48. Le Gouvernement estime que les honoraires d’avocat son exagérés par rapport à la complexité réduite de l’affaire et qu’en tout état de cause le requérant n’a pas justifié les paiements réclamés à titre de frais et dépens en omettant notamment de présenter les contrats conclus avec l’expert et l’avocat.

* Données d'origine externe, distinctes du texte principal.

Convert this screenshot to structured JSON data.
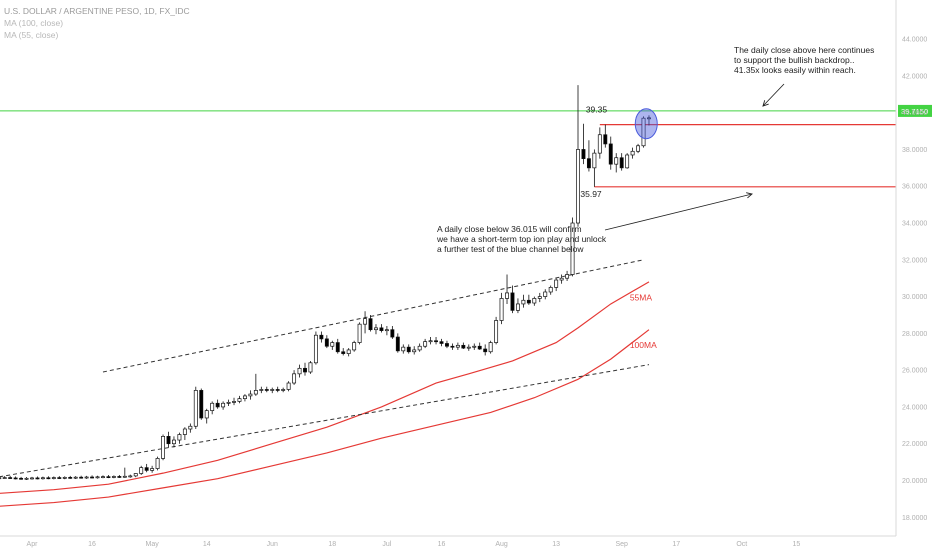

49. Selon la jurisprudence de la Cour, un requérant ne peut obtenir le remboursement de ses frais et dépens que dans la mesure où se trouvent établis leur réalité, leur nécessité et le caractère raisonnable de leur taux. En l’espèce et compte tenu des éléments en sa possession et des critères susmentionnés, la Cour estime raisonnable la somme de 7 200 EUR pour la procédure devant la Cour et l’accorde au requérant.
C. Intérêts moratoires
50. La Cour juge approprié de calquer le taux des intérêts moratoires sur le taux d’intérêt de la facilité de prêt marginal de la Banque centrale européenne majoré de trois points de pourcentage.
PAR CES MOTIFS, LA COUR, À L’UNANIMITÉ,
1. Joint au fond et rejette l’exception préliminaire du Gouvernement tirée du non-épuisement des voies de recours interne sous l’angle de l’article 1 du Protocole no 1 à la Convention ;
2. Déclare la requête recevable quant au grief tiré de l’article 1 du Protocole no 1 à la Convention et irrecevable pour le surplus ;
3. Dit qu’il y a eu violation de l’article 1 du Protocole no 1 à la Convention ;
4. Dit
a) que l’Etat défendeur doit verser au requérant, dans les trois mois à compter du jour où l’arrêt sera devenu définitif conformément à l’article 44 § 2 de la Convention :
i. 15 000 EUR (quinze mille euros), à convertir dans la monnaie de l’Etat défendeur, toutes causes de préjudice confondues, plus tout montant pouvant être dû à titre d’impôt ;
ii. 7 200 EUR (sept mille deux cents euros), à convertir dans la monnaie de l’Etat défendeur, pour frais et dépens, plus tout montant pouvant être dû à titre d’impôt par le requérant ;
b) qu’à compter de l’expiration dudit délai et jusqu’au versement, ces montants seront à majorer d’un intérêt simple à un taux égal à celui de la facilité de prêt marginal de la Banque centrale européenne applicable pendant cette période, augmenté de trois points de pourcentage ;
5. Rejette la demande de satisfaction équitable pour le surplus.
Fait en français, puis communiqué par écrit le 4 novembre 2008, en application de l’article 77 §§ 2 et 3 du règlement.